Nosso relato se refere exclusivamente às nossas experiências e ao contexto dos anos de 2016 e 2017.
A noite anterior tinha sido cansativa, mas melhor do que esperávamos. Foram dez horas em um ônibus que serpenteava por estradas esburacadas, com direito ainda a uma hora de parada na madrugada para trocar um pneu furado. Sentados nas últimas poltronas, dormíamos e acordávamos, vendo a vida lá fora passar de relance.
Uma luz acesa numa casa de madeira, uma plantação na escuridão quase total, e, um tanto surreal, um grupo de jovens monges budistas rindo e conversando ao redor de uma fogueira à beira da estrada. Será que era um sonho?

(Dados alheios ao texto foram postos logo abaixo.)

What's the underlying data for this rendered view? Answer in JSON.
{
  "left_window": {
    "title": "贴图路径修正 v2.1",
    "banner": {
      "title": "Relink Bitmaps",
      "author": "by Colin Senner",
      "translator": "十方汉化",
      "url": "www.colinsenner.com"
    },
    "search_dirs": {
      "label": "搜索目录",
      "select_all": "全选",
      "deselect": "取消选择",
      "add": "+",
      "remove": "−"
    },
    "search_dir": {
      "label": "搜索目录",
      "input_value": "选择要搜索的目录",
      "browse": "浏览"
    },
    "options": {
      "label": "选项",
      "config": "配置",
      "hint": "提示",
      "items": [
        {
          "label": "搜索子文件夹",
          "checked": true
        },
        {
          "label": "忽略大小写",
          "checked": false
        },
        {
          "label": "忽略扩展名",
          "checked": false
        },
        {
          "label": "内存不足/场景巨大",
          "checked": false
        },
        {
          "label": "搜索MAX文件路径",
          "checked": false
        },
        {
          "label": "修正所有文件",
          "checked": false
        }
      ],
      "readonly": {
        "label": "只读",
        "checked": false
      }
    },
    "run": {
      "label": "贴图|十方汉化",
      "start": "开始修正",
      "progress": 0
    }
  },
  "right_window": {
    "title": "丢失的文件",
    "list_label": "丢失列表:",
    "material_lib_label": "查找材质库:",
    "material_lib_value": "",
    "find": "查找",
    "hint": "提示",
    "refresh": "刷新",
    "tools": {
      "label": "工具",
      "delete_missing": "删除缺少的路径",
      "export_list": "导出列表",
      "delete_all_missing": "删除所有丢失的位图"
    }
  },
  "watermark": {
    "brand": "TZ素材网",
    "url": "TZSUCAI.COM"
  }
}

Agora, sob o sol do meio-dia, estávamos despertos, o cansaço esquecido, felizes por termos chegado bem e percebido de cara que estávamos em meio a um dos povos mais receptivos que conheceríamos em oito meses de viagem.
Na nossa moto pequena, tipo scooter, passeávamos por ruas secundárias de terra e areia quase sem encontrar ninguém, indo de um templo antiquíssimo a outro. Estávamos finalmente em Bagan, no Mianmar, uma planície árida que abriga um complexo arqueológico com mais de três mil templos budistas que datam do século 11 ao século 13.

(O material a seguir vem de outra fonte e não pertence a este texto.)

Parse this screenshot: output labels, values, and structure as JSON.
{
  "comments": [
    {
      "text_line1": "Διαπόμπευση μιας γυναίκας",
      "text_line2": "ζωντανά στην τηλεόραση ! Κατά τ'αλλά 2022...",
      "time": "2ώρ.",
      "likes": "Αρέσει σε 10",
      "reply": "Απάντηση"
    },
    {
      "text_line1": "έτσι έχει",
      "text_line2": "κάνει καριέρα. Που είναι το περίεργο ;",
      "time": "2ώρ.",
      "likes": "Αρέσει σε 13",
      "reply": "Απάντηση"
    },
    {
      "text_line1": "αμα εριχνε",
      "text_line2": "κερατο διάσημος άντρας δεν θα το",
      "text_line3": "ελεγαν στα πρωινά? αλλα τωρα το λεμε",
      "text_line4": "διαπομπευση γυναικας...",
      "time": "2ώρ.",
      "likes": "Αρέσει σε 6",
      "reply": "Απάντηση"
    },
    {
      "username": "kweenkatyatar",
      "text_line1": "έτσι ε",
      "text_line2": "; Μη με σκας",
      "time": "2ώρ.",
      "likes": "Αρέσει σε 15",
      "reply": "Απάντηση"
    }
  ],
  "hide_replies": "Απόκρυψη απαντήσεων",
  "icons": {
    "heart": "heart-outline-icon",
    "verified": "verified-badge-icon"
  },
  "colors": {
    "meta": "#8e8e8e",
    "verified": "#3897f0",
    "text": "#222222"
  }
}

Exalando contentamento, agradecíamos pelo privilégio de estarmos ali, de estarmos naquela jornada.
Jornada que, aliás, tinha começado a ser preparada quatro anos antes, quando decidimos que tiraríamos um ano das nossas vidas para explorar o mundo. Nós sempre tivemos um pouco de dificuldade em explicar o porquê dessa decisão, mas acho que fomos simplesmente movidos por uma curiosidade nata e pela influência de familiares que sempre contavam histórias de viagens.
Guardamos dinheiro e planejamos a vida e o trabalho em torno desse objetivo, mas a alta do dólar e várias despesas inesperadas fizeram com que a gente encurtasse um pouquinho esse período sabático, que passou a ter oito meses em vez de um ano.

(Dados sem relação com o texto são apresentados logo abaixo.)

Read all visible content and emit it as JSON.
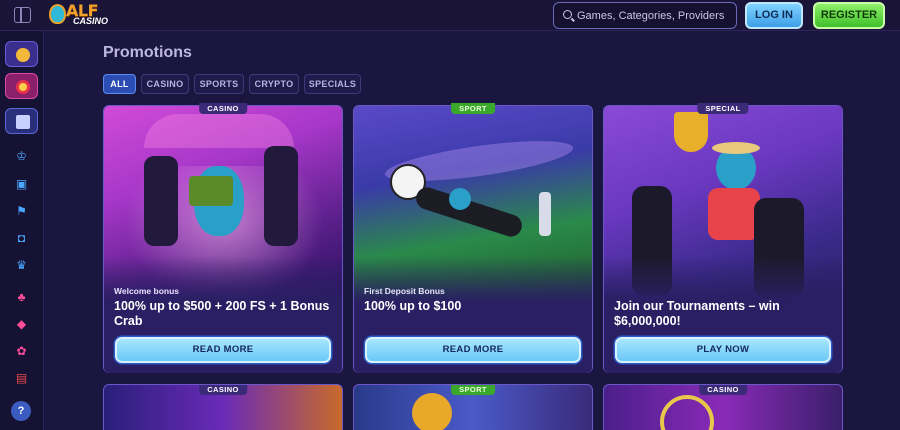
{
  "header": {
    "logo_text": "ALF",
    "logo_sub": "CASINO",
    "search_placeholder": "Games, Categories, Providers",
    "login_label": "LOG IN",
    "register_label": "REGISTER"
  },
  "sidebar": {
    "help_label": "?",
    "icons": [
      "coin-icon",
      "wheel-icon",
      "gift-icon",
      "trophy-icon",
      "briefcase-icon",
      "flag-icon",
      "bag-icon",
      "crown-icon",
      "cherries-icon",
      "dice-icon",
      "clover-icon",
      "card-icon",
      "help-icon"
    ]
  },
  "page": {
    "title": "Promotions",
    "filters": [
      "ALL",
      "CASINO",
      "SPORTS",
      "CRYPTO",
      "SPECIALS"
    ],
    "active_filter": "ALL"
  },
  "cards": [
    {
      "tag": "CASINO",
      "subtitle": "Welcome bonus",
      "title": "100% up to $500 + 200 FS + 1 Bonus Crab",
      "button": "READ MORE"
    },
    {
      "tag": "SPORT",
      "subtitle": "First Deposit Bonus",
      "title": "100% up to $100",
      "button": "READ MORE"
    },
    {
      "tag": "SPECIAL",
      "subtitle": "",
      "title": "Join our Tournaments – win $6,000,000!",
      "button": "PLAY NOW"
    }
  ],
  "row2_tags": [
    "CASINO",
    "SPORT",
    "CASINO"
  ],
  "colors": {
    "background": "#1b1640",
    "accent_blue": "#6ac8f8",
    "accent_green": "#3fbf2a",
    "card_border": "#6a58c8"
  }
}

Ainda assim, sabemos bem o quão privilegiados somos por poder ter embarcado. Não vamos dizer aqui que você deve largar tudo para conhecer o mundo, nem que viajar é essencial para uma vida plena. Não é. Mas é sim uma daquelas experiências que nos surpreende, que nos faz rir, chorar, passar raiva, sentir medo e alívio, às vezes tudo em um mesmo dia.
Já faz um mês que desembarcamos no Brasil, depois de passarmos por 18 países; e a sensação boa de chegar ao Mianmar agora é só uma lembrança. Voltamos outros, sem dúvida, embora seja difícil precisar exatamente o que mudou. Até por isso foi preciso dar um tempo para digerir tudo que vivenciamos antes de começar a escrever, porque não achamos que vivemos uma única mudança grandiosa.
Foram as coisas menores que nos transformaram; foram os detalhes do que encontramos pelo caminho que nos trouxeram vários pequenos, mas importantes, aprendizados. E é sobre eles que vamos falar.
A diversidade cultural e a nossa insignificância
Nada reforçou mais a nossa sensação de insignificância diante do mundo do que estar em meio às constantes multidões da China, nossa primeira parada na Ásia.
Até então, nunca havíamos tido muita noção do que números como “1 bilhão de habitantes” querem realmente dizer. E nem o quanto variações culturais e linguísticas seriam tão incrivelmente intensas mesmo numa era globalizada como a nossa.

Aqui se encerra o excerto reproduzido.